Adam Hunger/Getty Images(NEW YORK) — Major League Baseball held a league-wide moment of silence before games Sunday, and individual players held personalized tributes in honor of Florida Marlins’ pitcher Jose Fernandez, who was among the league’s most gifted and accomplished young stars.
Throughout games hosted in Toronto, Tampa Bay, Cleveland, Detroit and New York, among other cities, players and fans bowed their heads in remembrance of Fernandez, who was one of three men killed in a boating accident that occurred near Miami at around 3:15 a.m., authorities said.
The Miami Dolphins of the NFL also held a moment of silence for Fernandez, who starred for their neighboring team.
Individually, players like Yasiel Puig of the Los Angeles Dodgers and Yoenis Cespedes of the New York Mets taped #16 jerseys to the inside of their teams’ respective dugouts in honor of Fernandez.
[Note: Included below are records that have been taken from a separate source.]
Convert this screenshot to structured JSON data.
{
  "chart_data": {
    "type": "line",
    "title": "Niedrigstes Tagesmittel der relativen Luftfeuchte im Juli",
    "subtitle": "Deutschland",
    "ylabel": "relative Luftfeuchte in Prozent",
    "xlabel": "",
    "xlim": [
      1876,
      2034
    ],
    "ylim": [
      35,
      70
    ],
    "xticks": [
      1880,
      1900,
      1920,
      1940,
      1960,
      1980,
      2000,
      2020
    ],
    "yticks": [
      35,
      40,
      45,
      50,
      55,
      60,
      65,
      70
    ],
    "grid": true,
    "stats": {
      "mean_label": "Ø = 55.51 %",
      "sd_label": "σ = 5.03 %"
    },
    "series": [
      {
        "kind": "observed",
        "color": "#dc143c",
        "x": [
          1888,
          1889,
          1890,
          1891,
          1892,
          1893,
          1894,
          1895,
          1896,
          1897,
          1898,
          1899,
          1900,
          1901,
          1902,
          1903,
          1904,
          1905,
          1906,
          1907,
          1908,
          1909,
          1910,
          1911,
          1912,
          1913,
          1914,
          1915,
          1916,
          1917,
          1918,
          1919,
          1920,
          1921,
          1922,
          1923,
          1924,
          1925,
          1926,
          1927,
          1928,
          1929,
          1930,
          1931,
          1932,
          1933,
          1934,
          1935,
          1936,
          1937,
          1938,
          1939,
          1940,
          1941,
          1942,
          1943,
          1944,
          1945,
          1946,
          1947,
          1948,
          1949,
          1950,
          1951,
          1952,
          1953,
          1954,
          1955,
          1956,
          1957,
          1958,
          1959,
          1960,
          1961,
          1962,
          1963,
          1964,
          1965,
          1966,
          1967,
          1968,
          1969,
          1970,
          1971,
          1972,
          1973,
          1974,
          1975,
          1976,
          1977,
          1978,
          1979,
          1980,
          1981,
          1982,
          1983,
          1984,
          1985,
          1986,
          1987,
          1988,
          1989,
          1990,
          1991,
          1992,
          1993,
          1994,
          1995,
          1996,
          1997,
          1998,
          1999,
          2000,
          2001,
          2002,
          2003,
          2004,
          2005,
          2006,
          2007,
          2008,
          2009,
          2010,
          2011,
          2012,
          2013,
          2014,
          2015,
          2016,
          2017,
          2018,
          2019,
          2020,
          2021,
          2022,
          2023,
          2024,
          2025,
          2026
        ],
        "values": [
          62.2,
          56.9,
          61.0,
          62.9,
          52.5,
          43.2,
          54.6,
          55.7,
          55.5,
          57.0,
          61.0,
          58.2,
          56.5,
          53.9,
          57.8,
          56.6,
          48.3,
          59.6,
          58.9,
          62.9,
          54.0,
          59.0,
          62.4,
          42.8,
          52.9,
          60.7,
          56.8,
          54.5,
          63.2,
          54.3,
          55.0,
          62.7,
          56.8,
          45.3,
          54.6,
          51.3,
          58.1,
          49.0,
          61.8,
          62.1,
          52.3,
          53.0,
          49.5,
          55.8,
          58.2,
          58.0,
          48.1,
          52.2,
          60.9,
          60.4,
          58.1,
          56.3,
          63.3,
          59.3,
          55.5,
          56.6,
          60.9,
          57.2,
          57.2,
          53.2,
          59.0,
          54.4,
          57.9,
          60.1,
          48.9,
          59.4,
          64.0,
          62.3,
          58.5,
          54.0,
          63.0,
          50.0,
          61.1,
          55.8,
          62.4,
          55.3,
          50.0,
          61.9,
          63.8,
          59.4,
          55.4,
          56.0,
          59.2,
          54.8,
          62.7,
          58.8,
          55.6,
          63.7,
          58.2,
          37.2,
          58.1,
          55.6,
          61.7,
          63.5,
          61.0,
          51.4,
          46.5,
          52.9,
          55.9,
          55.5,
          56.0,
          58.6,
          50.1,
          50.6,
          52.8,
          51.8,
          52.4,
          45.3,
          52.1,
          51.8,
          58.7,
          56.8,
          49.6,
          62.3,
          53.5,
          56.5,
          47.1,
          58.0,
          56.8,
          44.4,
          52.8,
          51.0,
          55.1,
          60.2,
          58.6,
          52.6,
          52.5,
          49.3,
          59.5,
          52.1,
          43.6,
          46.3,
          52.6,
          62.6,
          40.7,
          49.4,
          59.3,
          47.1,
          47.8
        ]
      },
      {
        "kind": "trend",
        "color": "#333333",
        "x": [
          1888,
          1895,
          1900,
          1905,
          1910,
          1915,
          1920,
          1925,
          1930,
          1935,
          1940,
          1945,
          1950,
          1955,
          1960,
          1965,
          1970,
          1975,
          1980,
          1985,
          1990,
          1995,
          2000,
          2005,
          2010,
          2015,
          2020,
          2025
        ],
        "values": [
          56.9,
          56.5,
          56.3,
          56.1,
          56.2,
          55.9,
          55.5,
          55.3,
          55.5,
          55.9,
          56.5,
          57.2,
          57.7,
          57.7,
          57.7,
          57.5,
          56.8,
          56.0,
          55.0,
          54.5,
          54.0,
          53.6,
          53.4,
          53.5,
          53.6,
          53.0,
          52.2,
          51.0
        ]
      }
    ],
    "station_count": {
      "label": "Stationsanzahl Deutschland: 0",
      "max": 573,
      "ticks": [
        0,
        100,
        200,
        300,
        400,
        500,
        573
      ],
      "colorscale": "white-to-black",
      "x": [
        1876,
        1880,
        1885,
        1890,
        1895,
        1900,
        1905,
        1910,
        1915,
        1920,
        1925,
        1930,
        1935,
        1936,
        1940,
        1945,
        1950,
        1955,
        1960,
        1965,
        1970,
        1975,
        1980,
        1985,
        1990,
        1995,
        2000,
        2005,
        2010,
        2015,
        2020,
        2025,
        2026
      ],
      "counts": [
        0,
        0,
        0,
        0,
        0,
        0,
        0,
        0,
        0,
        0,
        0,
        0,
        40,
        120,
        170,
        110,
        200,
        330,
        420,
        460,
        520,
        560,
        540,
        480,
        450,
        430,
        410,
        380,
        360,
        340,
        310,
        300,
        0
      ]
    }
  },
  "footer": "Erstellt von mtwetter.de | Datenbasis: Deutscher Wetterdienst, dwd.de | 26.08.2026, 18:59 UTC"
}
Puig and Cespedes, like Fernandez, fled Cuba to play baseball in the U.S.
Hall of Fame pitcher Pedro Martinez, who is now a baseball commentator for TBS, called Fernandez “a better talent than I was,” helping to frame for casual fans just how special of a talent Fernandez was, and what kind of future he could have had.
Advanced metrics suggest that Fernandez was not only great, or great for his age at just 24 years old, but arguably a generational pitching talent.
Since being called up by the Marlins as a 19-year-old player in 2013, only three-time Cy Young award winner Clayton Kershaw (2.00) has a lower Fielding Independent Pitching ratio (FIP) than Fernandez (2.43) during that time, a statistic created to determine a pitcher’s Earned Run Average that removes an emphasis on luck, according to Fangraphs.com, a website focused around baseball analytics.
His ratio of strikeouts per nine innings over that stretch of time (11.25) is second only to Japanese-born powerhouse Yu Darvish of the Texas Rangers (11.62), according to Fangraphs.
Kershaw and Darvish were both several years older than Fernandez during his first four seasons, and 2016 demonstrated that the 24-year-old phenom was in the process of taking his game to an entirely different level.
His 2016 FIP (2.29) was the lowest in all of baseball before his untimely death, and his ratio of strikeouts per nine innings this season (12.49) dominated all other pitchers by an impressive margin.
In terms of Wins Above Replacement (WAR), a statistic created to summarize a player’s total contributions to their team, Fernandez’s 6.2 ranked the highest of any pitcher in baseball this season, according to Fangraphs.
As a result of these achievements, many commentators speculated that Fernandez had a strong chance to win a posthumous Cy Young award this season, an award that would acknowledge him as the best pitcher in the National League for this season.
Fernandez’s last game, a home start on Sept. 20 against the first place Washington Nationals was an absolute gem, and indicative of the kind of talent he possessed as a player.
Fernandez went eight innings for his 16th win of the season, striking out 12, and walking none. He allowed only three hits, two of which were singles.
Teammate Martin Prado, while speaking behalf of the team during a press conference on Sunday, said that Fernandez considered it to be among his best performances as a player.